The kitchen cabinet industry is also the least afflicted by Asian imports because most kitchen cabinets are still made in the United States. "It just seems to be the segment that has the best profitability in the wood industry," says Hart. "They're actually able to reinvest better than some other industries."
Because the housing market is booming, says Fortune, most of the big cabinet manufacturers are adding plants and capacity. Many are updating with UV because of the speed and performance characteristics."
Other growth industries
Other industries that are seeing growth in UV finishing include millwork and moulding, says Susnis. "You can finish it so quickly. A company can put in that equipment and put in high-solids material, low-VOC, it's environmentally friendly and it makes a lot of sense."
Fortune, Hart and Susnis say that just about any company could benefit from installing a UV line. They say it's becoming much easier to get into UV finishing because the cost of equipment is coming down and it's becoming easier for small companies to purchase smaller UV finishing lines.
Companies are making smaller conveyor belts now, says Fortune. If woodworking companies want to use UV finishing on small quantities of doors or moulding, the machinery is available to accommodate small operations.
Chemistry most important
"The main thing you need [to get started with UV finishing] is the chemistry," says Fortune. "You can't just buy solvent-borne coating. The chemistry has to be formulated specifically to react when it sees the UV energy. So you need a system with UV lamps."
According to Hart, companies that wouldn't benefit from UV finishing are those where space is not an issue. "They may have a 100,000 square foot building and they have 20,000 square feet where they can fill the rest of the building with drying racks and things like that. Also, [UV finishing] doesn't seem to be as necessary in areas where there's not a tight deadline."
In some areas of the United States, increased government regulations regarding emissions of volatile organic compounds or VOCs have moved some companies to switch to UV finishing because the process involves little or no off-gassing.
"I was just at a plant in New York state," says Hart. "The main reason the owner's looking at [UV finishing] is because he's getting close to his VOC cap and he's got to get something that will allow him to finish product without having to exceed his VOC cap."
Fortune says he spoke with some kitchen cabinet producers from Mississippi and Alabama at a recent RadTech event. They said, "We don't have any air regulations; we're [using UV finishing] because of the performance and productivity."

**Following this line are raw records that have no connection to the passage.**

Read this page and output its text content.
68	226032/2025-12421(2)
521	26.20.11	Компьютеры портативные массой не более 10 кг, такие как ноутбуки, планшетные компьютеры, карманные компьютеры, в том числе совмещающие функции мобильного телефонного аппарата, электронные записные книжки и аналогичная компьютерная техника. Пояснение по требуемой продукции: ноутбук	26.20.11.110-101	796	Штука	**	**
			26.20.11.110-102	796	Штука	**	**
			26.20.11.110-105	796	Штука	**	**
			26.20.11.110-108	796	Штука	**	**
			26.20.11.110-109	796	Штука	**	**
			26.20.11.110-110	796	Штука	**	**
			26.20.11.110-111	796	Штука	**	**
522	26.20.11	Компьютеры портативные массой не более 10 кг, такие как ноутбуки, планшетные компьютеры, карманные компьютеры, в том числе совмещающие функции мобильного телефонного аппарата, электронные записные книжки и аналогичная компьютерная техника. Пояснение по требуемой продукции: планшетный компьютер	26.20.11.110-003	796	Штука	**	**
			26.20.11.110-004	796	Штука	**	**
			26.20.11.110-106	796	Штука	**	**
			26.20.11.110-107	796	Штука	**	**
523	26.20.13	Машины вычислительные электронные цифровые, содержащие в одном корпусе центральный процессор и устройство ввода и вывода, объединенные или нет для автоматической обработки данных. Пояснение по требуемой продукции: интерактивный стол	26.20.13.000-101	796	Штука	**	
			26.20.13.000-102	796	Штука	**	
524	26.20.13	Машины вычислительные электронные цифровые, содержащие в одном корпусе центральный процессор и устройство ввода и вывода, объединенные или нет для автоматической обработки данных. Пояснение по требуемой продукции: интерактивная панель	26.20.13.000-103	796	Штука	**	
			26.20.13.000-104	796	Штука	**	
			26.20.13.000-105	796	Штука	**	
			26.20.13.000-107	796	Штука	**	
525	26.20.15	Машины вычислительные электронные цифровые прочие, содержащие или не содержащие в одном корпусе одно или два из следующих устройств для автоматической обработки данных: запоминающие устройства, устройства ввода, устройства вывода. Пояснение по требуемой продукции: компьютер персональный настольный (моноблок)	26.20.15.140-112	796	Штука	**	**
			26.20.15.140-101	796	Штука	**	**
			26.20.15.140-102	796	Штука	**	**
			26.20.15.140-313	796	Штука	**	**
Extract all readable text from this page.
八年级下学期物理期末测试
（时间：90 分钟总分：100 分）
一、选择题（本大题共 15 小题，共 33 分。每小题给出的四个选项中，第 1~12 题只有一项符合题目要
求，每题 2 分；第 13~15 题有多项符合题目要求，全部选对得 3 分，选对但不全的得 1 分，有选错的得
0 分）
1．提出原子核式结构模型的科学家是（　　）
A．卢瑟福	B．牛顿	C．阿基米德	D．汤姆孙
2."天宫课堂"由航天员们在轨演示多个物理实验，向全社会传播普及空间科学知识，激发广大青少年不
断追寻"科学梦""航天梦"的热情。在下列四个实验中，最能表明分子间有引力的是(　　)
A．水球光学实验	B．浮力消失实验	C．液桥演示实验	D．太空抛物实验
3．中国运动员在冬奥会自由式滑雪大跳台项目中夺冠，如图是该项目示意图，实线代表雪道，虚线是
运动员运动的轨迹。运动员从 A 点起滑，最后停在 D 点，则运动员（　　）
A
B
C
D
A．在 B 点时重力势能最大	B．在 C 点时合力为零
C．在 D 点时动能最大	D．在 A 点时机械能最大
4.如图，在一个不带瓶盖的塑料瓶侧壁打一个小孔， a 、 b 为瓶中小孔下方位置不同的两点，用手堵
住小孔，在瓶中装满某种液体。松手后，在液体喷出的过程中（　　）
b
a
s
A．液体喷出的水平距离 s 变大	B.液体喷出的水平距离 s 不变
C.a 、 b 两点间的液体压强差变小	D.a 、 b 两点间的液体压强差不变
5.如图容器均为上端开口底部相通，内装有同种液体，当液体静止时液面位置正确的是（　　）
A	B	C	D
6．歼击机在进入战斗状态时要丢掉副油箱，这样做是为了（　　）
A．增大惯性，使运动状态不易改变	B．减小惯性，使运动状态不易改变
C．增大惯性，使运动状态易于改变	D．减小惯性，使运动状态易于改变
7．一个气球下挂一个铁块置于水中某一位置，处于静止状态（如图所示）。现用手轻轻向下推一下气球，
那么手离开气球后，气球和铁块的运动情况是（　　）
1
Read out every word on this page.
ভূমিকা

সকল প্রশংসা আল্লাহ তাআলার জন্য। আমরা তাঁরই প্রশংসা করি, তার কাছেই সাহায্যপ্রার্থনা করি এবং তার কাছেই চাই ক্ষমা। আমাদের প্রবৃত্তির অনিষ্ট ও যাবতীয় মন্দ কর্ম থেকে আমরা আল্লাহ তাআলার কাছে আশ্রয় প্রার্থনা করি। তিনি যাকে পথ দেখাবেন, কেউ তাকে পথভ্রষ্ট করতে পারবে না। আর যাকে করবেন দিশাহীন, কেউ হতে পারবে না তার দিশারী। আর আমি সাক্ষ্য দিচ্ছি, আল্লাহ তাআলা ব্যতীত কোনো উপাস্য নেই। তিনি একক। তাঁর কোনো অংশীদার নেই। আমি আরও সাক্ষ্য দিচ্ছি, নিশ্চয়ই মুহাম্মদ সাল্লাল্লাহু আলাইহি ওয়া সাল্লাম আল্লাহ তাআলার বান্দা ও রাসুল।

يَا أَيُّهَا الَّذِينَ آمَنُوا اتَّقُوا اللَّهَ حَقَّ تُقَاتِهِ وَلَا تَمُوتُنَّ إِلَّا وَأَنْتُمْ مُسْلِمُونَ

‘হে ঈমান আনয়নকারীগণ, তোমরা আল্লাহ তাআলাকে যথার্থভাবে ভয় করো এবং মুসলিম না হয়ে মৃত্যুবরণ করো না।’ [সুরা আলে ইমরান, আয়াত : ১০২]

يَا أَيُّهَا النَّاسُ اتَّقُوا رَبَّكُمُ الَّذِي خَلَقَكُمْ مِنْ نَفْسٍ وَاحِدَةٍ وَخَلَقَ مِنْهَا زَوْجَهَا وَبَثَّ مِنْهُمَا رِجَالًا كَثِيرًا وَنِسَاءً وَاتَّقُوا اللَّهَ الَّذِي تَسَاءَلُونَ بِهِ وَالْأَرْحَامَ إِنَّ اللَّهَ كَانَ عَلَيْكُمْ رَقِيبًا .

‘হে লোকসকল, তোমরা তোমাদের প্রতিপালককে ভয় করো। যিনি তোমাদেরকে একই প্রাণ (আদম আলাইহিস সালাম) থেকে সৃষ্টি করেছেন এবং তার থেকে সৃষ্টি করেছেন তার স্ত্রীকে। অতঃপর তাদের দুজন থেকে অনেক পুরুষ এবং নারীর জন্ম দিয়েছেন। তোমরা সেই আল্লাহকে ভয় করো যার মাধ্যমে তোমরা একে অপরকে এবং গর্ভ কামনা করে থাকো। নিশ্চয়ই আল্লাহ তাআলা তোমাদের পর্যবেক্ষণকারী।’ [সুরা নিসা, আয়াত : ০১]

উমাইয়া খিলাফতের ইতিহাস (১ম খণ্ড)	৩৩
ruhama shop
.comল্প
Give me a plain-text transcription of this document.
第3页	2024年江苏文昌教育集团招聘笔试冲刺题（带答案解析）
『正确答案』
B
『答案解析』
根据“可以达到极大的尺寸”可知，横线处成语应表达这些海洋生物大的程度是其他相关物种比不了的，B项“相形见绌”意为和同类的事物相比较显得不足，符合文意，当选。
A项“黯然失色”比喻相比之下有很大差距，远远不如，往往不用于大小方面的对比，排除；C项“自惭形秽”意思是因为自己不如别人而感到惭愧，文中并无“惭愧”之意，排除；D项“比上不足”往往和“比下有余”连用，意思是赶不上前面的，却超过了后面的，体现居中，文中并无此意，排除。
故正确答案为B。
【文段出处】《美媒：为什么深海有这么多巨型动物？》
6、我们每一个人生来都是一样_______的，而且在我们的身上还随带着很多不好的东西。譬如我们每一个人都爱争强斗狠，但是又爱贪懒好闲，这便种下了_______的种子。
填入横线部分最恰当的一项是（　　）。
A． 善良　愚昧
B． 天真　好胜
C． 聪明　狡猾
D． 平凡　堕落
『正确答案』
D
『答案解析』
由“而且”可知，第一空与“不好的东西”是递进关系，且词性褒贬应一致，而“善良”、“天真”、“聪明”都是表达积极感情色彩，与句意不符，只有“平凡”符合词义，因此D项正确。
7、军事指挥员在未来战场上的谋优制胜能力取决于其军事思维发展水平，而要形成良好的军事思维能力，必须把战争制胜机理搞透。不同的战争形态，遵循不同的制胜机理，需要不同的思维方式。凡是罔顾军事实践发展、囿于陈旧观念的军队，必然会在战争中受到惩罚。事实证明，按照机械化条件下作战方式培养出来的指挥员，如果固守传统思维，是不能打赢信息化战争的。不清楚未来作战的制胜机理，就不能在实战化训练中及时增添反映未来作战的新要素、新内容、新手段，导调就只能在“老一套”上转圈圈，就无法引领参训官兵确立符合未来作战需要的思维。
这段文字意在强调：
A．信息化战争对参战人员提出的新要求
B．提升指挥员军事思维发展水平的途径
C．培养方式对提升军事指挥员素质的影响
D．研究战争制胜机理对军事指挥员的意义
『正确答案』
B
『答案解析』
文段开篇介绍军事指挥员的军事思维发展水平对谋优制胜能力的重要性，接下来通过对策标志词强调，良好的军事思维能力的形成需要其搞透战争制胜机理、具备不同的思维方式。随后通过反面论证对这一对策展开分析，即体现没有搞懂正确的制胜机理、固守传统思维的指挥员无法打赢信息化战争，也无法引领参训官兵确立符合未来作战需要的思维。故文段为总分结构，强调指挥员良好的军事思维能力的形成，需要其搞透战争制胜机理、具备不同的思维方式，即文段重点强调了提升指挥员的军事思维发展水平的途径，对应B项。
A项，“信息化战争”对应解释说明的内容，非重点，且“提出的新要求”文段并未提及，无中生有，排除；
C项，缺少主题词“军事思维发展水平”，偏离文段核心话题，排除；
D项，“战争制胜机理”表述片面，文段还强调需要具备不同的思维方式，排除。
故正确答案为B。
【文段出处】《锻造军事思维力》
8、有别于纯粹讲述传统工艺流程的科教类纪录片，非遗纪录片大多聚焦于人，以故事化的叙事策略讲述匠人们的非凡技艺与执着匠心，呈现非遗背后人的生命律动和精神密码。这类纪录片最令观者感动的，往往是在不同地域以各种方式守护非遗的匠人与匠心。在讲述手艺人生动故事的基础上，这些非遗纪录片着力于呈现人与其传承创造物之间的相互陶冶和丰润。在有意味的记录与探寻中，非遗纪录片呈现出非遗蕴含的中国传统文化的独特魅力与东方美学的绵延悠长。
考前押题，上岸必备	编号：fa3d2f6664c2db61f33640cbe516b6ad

Representatives from Taylor Guitar gave a presentation at the same RadTech event, says Fortune. "Taylor Guitar said they got into [UV finishing] because of the environment, but now they have emission credits trading and they could get out of it if they wanted. But they said there's no way they would because of the productivity. They said it used to take them four to seven days to finish a guitar. Now it takes them one day. That's all due to automated lines with UV curing."
Future of UV finishing
According to Hart, the cost of UV equipment is dropping and the technology is rapidly improving. Both factors make UV finishing more accessible and attractive to manufacturers who may have overlooked the process in the past. "The application equipment is better and from that standpoint, I think there's going to be a lot more spray UV, whereas in the past a lot more UV applications were roll-coated."
UV finishing technology has come a long way in the past five or six years, says Susnis. "I think it's going to continue to advance as the chemistry evolves. Right now, we're able to spray UV coatings, where 10 years ago, that was unheard of. It's been a combination of the advances in the equipment, the curing process and the coating. It's been a three-fold advancement."